Notary and Justice of the Peace (JP) are not the same.  A fundamental difference between a JP and Notary is that a JP is only recognised in a particular State or Territory of Australia while a Notary is recognised both nationally and internationally.

Each Australian State and Territory has its own legislation to regulate JP’s appointment, powers and functions.  There are no national JP’s.

In South Australia, JP’s are appointed under the Justices of the Peace Act 2005 (Act) and do not charge a fee for service.

The main function of a JP in South Australia is to act as an independent and objective witness to documents to be used in South Australia.  The Act also provides for a JP who is temporarily outside of South Australia to witness documents if those documents are to be used in South Australia.

If a document is to be used overseas, it would not be appropriate for a JP to attend to witnessing or authenticating it because of the JP’s limited powers and functions; Notaries have this exclusive right.

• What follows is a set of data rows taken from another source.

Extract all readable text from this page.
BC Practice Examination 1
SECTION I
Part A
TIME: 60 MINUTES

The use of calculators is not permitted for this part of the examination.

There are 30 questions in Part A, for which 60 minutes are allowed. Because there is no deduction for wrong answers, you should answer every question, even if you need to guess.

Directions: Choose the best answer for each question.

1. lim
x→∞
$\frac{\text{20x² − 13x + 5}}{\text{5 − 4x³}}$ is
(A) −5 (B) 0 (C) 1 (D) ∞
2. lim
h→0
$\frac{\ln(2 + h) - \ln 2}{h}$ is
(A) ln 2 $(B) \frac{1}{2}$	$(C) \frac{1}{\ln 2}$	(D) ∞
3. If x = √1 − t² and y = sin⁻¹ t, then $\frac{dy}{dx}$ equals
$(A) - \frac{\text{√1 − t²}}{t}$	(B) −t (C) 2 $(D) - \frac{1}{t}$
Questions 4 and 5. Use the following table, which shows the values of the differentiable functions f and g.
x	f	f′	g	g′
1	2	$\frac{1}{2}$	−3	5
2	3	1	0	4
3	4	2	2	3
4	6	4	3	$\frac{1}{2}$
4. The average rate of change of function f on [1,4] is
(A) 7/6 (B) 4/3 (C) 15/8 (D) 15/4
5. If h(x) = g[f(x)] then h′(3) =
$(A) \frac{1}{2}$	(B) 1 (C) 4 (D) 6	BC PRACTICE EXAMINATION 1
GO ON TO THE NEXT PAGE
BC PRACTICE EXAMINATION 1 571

In South Australia, a Notary Public is a specially qualified practising lawyer appointed under the terms of the Notaries Public Act 2016 and admitted to the Supreme Court as a Notary Public.  Each Notary has a seal and their signature is officially recorded in a data base held by the Department of Foreign Affairs and Trade which is recognised in Australia and overseas.

Notaries hold a unique office of trust and, unlike a JP, are qualified to take oaths and to witness documents for use not just in Australia but also internationally.  The most common role of a Notary is, however, to administer oaths, witness the execution of documents and certify documents for use outside of Australia.  Notaries charge a fee for service.